What is the force on the charge located at x = +8.00 cm in Figure 17.40(a) given that q = 5.00 µC and a = 2.50? (The positive direction is to the right.)
To find the force on a charge located at a certain position, we can use Coulomb's Law. Coulomb's Law states that the force between two charged particles is directly proportional to the product of their charges and inversely proportional to the square of the distance between them.
The formula for Coulomb's Law is F = k * ((q1 * q2) / r^2), where F is the force, k is the electrostatic constant (k = 8.99 x 10^9 N m^2/C^2), q1 and q2 are the charges, and r is the distance between them.
In this case, the charge is located at x = +8.00 cm, which means the distance between the charges will be the difference between the two positions.

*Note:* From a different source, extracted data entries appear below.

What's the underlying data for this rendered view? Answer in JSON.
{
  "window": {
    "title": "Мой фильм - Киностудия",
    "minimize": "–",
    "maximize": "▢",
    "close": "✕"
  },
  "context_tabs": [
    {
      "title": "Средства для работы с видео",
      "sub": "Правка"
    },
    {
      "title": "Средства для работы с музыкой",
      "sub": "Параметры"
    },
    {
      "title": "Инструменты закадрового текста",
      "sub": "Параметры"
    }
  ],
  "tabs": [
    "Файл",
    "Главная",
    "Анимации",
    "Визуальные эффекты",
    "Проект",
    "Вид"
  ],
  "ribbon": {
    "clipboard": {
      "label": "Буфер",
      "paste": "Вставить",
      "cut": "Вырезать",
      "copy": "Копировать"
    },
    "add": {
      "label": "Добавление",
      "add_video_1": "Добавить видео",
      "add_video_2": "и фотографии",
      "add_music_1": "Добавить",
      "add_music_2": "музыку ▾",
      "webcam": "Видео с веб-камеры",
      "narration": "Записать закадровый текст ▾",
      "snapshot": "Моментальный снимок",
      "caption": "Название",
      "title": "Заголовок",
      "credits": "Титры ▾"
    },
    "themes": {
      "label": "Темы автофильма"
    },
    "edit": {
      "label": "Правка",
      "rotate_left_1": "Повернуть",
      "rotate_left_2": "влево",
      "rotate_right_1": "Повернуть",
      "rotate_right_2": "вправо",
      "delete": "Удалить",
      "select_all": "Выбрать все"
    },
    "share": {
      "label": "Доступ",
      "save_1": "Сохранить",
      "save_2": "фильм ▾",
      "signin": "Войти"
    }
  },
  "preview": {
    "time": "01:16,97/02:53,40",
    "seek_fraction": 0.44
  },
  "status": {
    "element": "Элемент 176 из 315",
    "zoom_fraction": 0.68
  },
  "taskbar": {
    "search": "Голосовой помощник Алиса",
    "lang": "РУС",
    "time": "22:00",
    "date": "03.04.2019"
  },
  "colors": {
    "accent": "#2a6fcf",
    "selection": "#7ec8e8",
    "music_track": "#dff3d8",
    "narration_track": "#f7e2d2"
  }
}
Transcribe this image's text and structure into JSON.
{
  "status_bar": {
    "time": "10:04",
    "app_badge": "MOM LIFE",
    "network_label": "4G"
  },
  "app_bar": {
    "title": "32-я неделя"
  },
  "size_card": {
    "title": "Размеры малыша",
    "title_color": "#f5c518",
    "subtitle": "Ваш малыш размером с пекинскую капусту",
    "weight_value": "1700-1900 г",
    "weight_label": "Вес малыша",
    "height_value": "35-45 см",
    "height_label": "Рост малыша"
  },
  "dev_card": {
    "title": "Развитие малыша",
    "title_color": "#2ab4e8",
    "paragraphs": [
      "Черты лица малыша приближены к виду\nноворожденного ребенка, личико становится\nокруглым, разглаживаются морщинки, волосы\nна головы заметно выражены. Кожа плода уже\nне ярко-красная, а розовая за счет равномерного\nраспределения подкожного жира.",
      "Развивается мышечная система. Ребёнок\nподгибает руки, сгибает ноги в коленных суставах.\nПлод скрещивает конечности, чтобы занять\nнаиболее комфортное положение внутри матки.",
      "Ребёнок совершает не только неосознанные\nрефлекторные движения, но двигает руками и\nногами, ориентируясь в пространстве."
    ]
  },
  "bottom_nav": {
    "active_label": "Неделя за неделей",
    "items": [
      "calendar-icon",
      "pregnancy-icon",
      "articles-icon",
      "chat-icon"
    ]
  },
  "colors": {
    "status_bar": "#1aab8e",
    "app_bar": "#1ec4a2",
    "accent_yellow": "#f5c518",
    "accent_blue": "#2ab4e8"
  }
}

Given that position a = 2.50 cm, we can calculate the distance as:
r = x2 - x1 = (+8.00 cm) - (+2.50 cm) = 5.50 cm
Now, we can substitute the values into Coulomb's Law equation:
F = k * ((q1 * q2) / r^2)
F = (8.99 x 10^9 N m^2/C^2) * ((5.00 µC * 5.00 µC) / (5.50 cm)^2)
Converting the charge from microcoulombs (µC) to coulombs (C), we get:
F = (8.99 x 10^9 N m^2/C^2) * ((5.00 x 10^(-6) C * 5.00 x 10^(-6) C) / (5.50 x 10^(-2) m)^2)
Now, we can calculate the force:
F = (8.99 x 10^9 N m^2/C^2) * (2.50 x 10^(-11) C^2 / 3.025 x 10^(-4) m^2)
F = 7.43 x 10^(-3) N
Therefore, the force on the charge located at x = +8.00 cm is 7.43 x 10^(-3) N in the positive direction.